É por essas razões que neste trabalho se defende a inconstitucionalidade
material das medidas adotadas pelo governo, pois nem o povo e nem a ordem
jurídica, representada pela Constituição, podem suportar tais medidas, sob pena
de voltar-se à época em que os reis encarnavam os Estados, a lei era a vontade
real e o povo, sujeito as mais repugnantes arbitrariedades, era relegado a
plano secundário.
6) CONCLUSÃO
A Constituição brasileira de 1988, em seu artigo 170 caput, diz que um dos
fundamentos da ordem econômica é a valorização do trabalho humano e no inciso
VIII do mesmo artigo consagra o princípio da busca do pleno emprego.

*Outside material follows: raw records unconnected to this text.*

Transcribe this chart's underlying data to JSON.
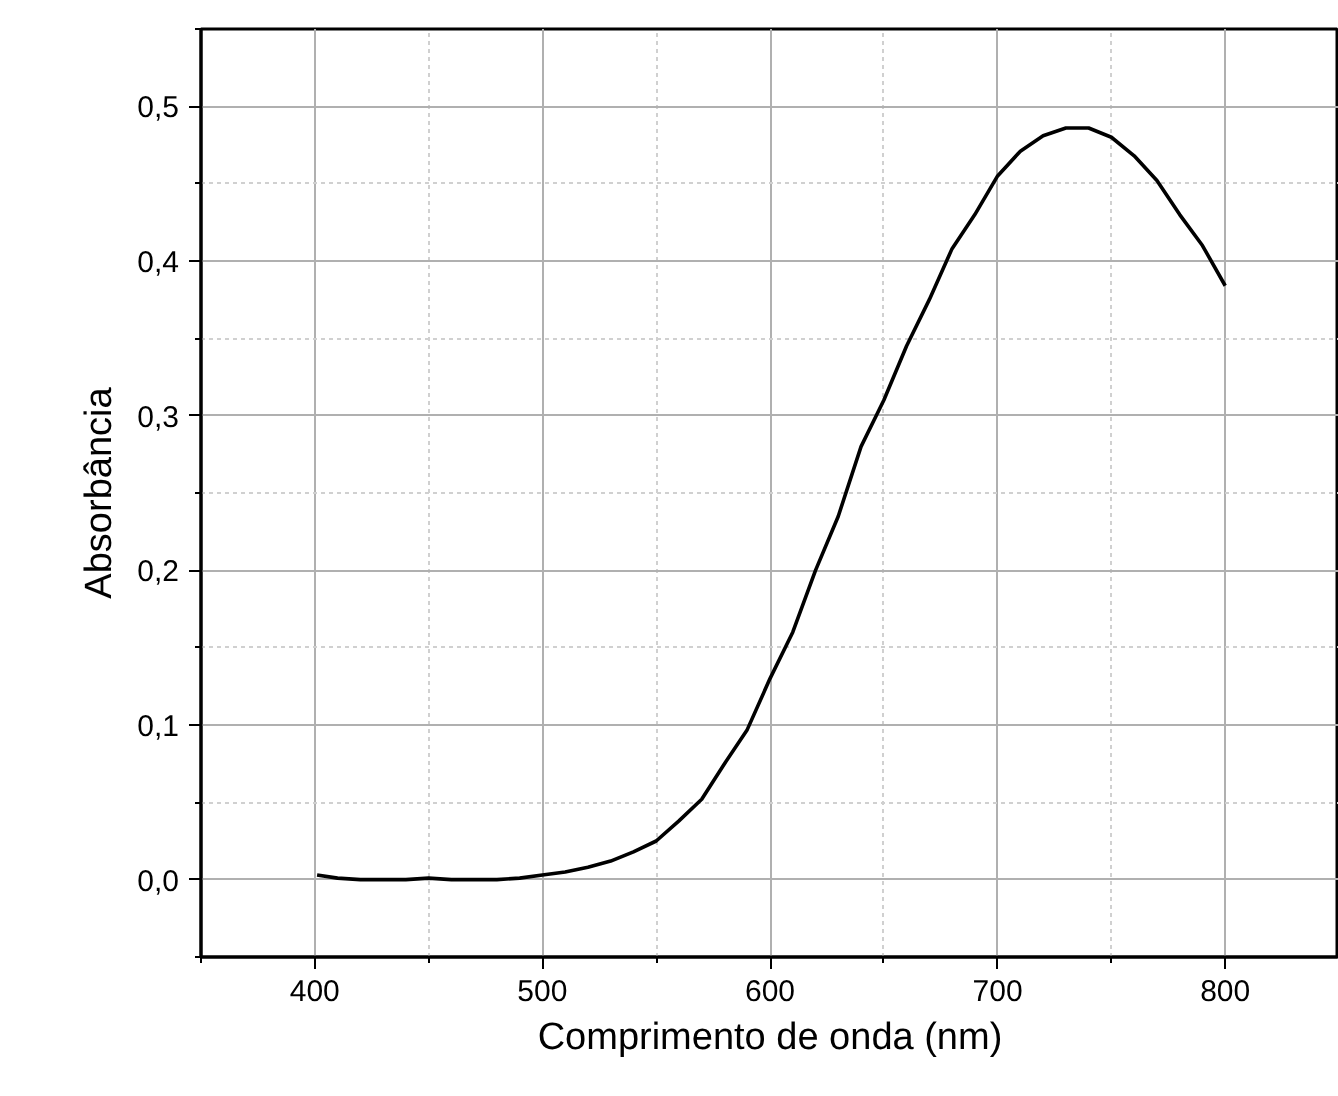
{
  "chart_data": {
    "type": "line",
    "xlabel": "Comprimento de onda (nm)",
    "ylabel": "Absorbância",
    "x": [
      401,
      410,
      420,
      430,
      440,
      450,
      460,
      470,
      480,
      490,
      500,
      510,
      520,
      530,
      540,
      550,
      560,
      570,
      580,
      590,
      600,
      610,
      620,
      630,
      640,
      650,
      660,
      670,
      680,
      690,
      700,
      710,
      720,
      730,
      740,
      750,
      760,
      770,
      780,
      790,
      800
    ],
    "series": [
      {
        "color": "#000000",
        "values": [
          0.003,
          0.001,
          0.0,
          0.0,
          0.0,
          0.001,
          0.0,
          0.0,
          0.0,
          0.001,
          0.003,
          0.005,
          0.008,
          0.012,
          0.018,
          0.025,
          0.038,
          0.052,
          0.075,
          0.097,
          0.13,
          0.16,
          0.2,
          0.235,
          0.28,
          0.31,
          0.345,
          0.375,
          0.408,
          0.43,
          0.455,
          0.471,
          0.481,
          0.486,
          0.486,
          0.48,
          0.468,
          0.452,
          0.43,
          0.41,
          0.384
        ]
      }
    ],
    "xlim": [
      350,
      850
    ],
    "ylim": [
      -0.05,
      0.55
    ],
    "xticks": [
      {
        "value": 350,
        "label": null
      },
      400,
      {
        "value": 450,
        "label": null
      },
      500,
      {
        "value": 550,
        "label": null
      },
      600,
      {
        "value": 650,
        "label": null
      },
      700,
      {
        "value": 750,
        "label": null
      },
      800,
      {
        "value": 850,
        "label": null
      }
    ],
    "yticks": [
      {
        "value": -0.05,
        "label": null
      },
      {
        "value": 0,
        "label": "0,0"
      },
      {
        "value": 0.05,
        "label": null
      },
      {
        "value": 0.1,
        "label": "0,1"
      },
      {
        "value": 0.15,
        "label": null
      },
      {
        "value": 0.2,
        "label": "0,2"
      },
      {
        "value": 0.25,
        "label": null
      },
      {
        "value": 0.3,
        "label": "0,3"
      },
      {
        "value": 0.35,
        "label": null
      },
      {
        "value": 0.4,
        "label": "0,4"
      },
      {
        "value": 0.45,
        "label": null
      },
      {
        "value": 0.5,
        "label": "0,5"
      },
      {
        "value": 0.55,
        "label": null
      }
    ],
    "grid": true,
    "marker": "none",
    "line_style": "solid"
  }
}
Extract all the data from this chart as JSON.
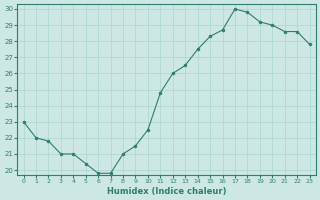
{
  "xlabel": "Humidex (Indice chaleur)",
  "x": [
    0,
    1,
    2,
    3,
    4,
    5,
    6,
    7,
    8,
    9,
    10,
    11,
    12,
    13,
    14,
    15,
    16,
    17,
    18,
    19,
    20,
    21,
    22,
    23
  ],
  "y": [
    23,
    22,
    21.8,
    21,
    21,
    20.4,
    19.8,
    19.8,
    21.0,
    21.5,
    22.5,
    24.8,
    26.0,
    26.5,
    27.5,
    28.3,
    28.7,
    30.0,
    29.8,
    29.2,
    29.0,
    28.6,
    28.6,
    27.8
  ],
  "ylim": [
    20,
    30
  ],
  "yticks": [
    20,
    21,
    22,
    23,
    24,
    25,
    26,
    27,
    28,
    29,
    30
  ],
  "xticks": [
    0,
    1,
    2,
    3,
    4,
    5,
    6,
    7,
    8,
    9,
    10,
    11,
    12,
    13,
    14,
    15,
    16,
    17,
    18,
    19,
    20,
    21,
    22,
    23
  ],
  "line_color": "#2e7d6e",
  "marker_color": "#2e7d6e",
  "bg_color": "#cde8e4",
  "grid_color": "#a8d5cf",
  "text_color": "#2e7d6e",
  "tick_color": "#2e7d6e",
  "axis_color": "#2e7d6e"
}
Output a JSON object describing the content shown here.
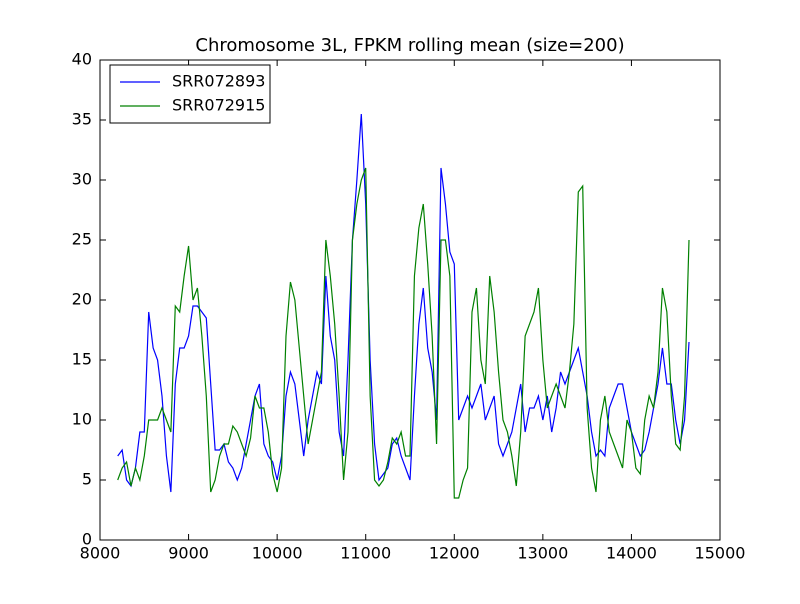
{
  "chart_data": {
    "type": "line",
    "title": "Chromosome 3L, FPKM rolling mean (size=200)",
    "x": [
      8200,
      8250,
      8300,
      8350,
      8400,
      8450,
      8500,
      8550,
      8600,
      8650,
      8700,
      8750,
      8800,
      8850,
      8900,
      8950,
      9000,
      9050,
      9100,
      9150,
      9200,
      9250,
      9300,
      9350,
      9400,
      9450,
      9500,
      9550,
      9600,
      9650,
      9700,
      9750,
      9800,
      9850,
      9900,
      9950,
      10000,
      10050,
      10100,
      10150,
      10200,
      10250,
      10300,
      10350,
      10400,
      10450,
      10500,
      10550,
      10600,
      10650,
      10700,
      10750,
      10800,
      10850,
      10900,
      10950,
      11000,
      11050,
      11100,
      11150,
      11200,
      11250,
      11300,
      11350,
      11400,
      11450,
      11500,
      11550,
      11600,
      11650,
      11700,
      11750,
      11800,
      11850,
      11900,
      11950,
      12000,
      12050,
      12100,
      12150,
      12200,
      12250,
      12300,
      12350,
      12400,
      12450,
      12500,
      12550,
      12600,
      12650,
      12700,
      12750,
      12800,
      12850,
      12900,
      12950,
      13000,
      13050,
      13100,
      13150,
      13200,
      13250,
      13300,
      13350,
      13400,
      13450,
      13500,
      13550,
      13600,
      13650,
      13700,
      13750,
      13800,
      13850,
      13900,
      13950,
      14000,
      14050,
      14100,
      14150,
      14200,
      14250,
      14300,
      14350,
      14400,
      14450,
      14500,
      14550,
      14600,
      14650
    ],
    "series": [
      {
        "name": "SRR072893",
        "color": "#0000ff",
        "values": [
          7,
          7.5,
          5,
          4.5,
          6,
          9,
          9,
          19,
          16,
          15,
          12,
          7,
          4,
          13,
          16,
          16,
          17,
          19.5,
          19.5,
          19,
          18.5,
          13,
          7.5,
          7.5,
          8,
          6.5,
          6,
          5,
          6,
          8,
          10,
          12,
          13,
          8,
          7,
          6.5,
          5,
          7,
          12,
          14,
          13,
          10,
          7,
          10,
          12,
          14,
          13,
          22,
          17,
          15,
          9,
          7,
          15,
          25,
          30,
          35.5,
          28,
          15,
          8,
          5,
          5.5,
          6,
          8,
          8.5,
          7,
          6,
          5,
          12,
          18,
          21,
          16,
          14,
          10,
          31,
          28,
          24,
          23,
          10,
          11,
          12,
          11,
          12,
          13,
          10,
          11,
          12,
          8,
          7,
          8,
          9,
          11,
          13,
          9,
          11,
          11,
          12,
          10,
          12,
          9,
          11,
          14,
          13,
          14,
          15,
          16,
          14,
          12,
          9,
          7,
          7.5,
          7,
          11,
          12,
          13,
          13,
          11,
          9,
          8,
          7,
          7.5,
          9,
          11,
          13,
          16,
          13,
          13,
          10,
          8,
          10,
          16.5
        ]
      },
      {
        "name": "SRR072915",
        "color": "#008000",
        "values": [
          5,
          6,
          6.5,
          4.5,
          6,
          5,
          7,
          10,
          10,
          10,
          11,
          10,
          9,
          19.5,
          19,
          22,
          24.5,
          20,
          21,
          17,
          12,
          4,
          5,
          7,
          8,
          8,
          9.5,
          9,
          8,
          7,
          8.5,
          12,
          11,
          11,
          9,
          5.5,
          4,
          6,
          17,
          21.5,
          20,
          16,
          12,
          8,
          10,
          12,
          14,
          25,
          22,
          18,
          12,
          5,
          9,
          25,
          28,
          30,
          31,
          12,
          5,
          4.5,
          5,
          6.5,
          8.5,
          8,
          9,
          7,
          7,
          22,
          26,
          28,
          23,
          17,
          8,
          25,
          25,
          22,
          3.5,
          3.5,
          5,
          6,
          19,
          21,
          15,
          13,
          22,
          19,
          14,
          10,
          9,
          7,
          4.5,
          9,
          17,
          18,
          19,
          21,
          15,
          11,
          12,
          13,
          12,
          11,
          14,
          18,
          29,
          29.5,
          11,
          6,
          4,
          10,
          12,
          9,
          8,
          7,
          6,
          10,
          9,
          6,
          5.5,
          10,
          12,
          11,
          14,
          21,
          19,
          12,
          8,
          7.5,
          12,
          25
        ]
      }
    ],
    "xlim": [
      8000,
      15000
    ],
    "ylim": [
      0,
      40
    ],
    "xticks": [
      8000,
      9000,
      10000,
      11000,
      12000,
      13000,
      14000,
      15000
    ],
    "yticks": [
      0,
      5,
      10,
      15,
      20,
      25,
      30,
      35,
      40
    ],
    "legend": "upper left"
  }
}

Viu-se que da união de fundamento e princípio chega-se à conclusão de que a
Constituição, sob um ponto de vista material do controle de
constitucionalidade, repudia qualquer medida de caráter recessivo que possa
atingir a capacidade da economia absorver a parcela da população apta a
realizar atividade produtiva.
Após análise desses dispositivos constitucionais, chega-se à conclusão de que a
política do governo com vistas a sustentar a estabilidade da moeda e evitar a
fuga de capitais acaba por afrontar a Constituição, com prejuízo à supremacia
das normas constitucionais e ,por conseguinte, à segurança trazida por um
sistema de constituição rígida. Isto sem falar do povo brasileiro, que sente na
pele as atitudes de seus governantes, os quais deveriam fazer uma proporção, a
fim de realizar um sopesamento e chegar à justa medida entre o desenvolvimento
econômico e o bem estar do povo, respeitando assim a dignidade da pessoa humana
e a Soberania popular.
BIBLIOGRAFIA
BONAVIDES, Paulo. Curso de Direito
Constitucional, 7a Edição, São Paulo, Malheiros Editores, 1998.
DINIZ, Márcio Augusto de Vasconcelos.
Controle de Constitucionalidade e Teoria da Recepção, 1 a Edição, São Paulo,
Malheiros Editores, 1995.
MORAES, Alexandre de. Direito
Constitucional, 5 a Edição, São Paulo, Atlas, 1999.
SILVA, José Afonso da. Curso de Direito
Constitucional Positivo, 16 a Edição, São Paulo, Malheiros Editores, 1999.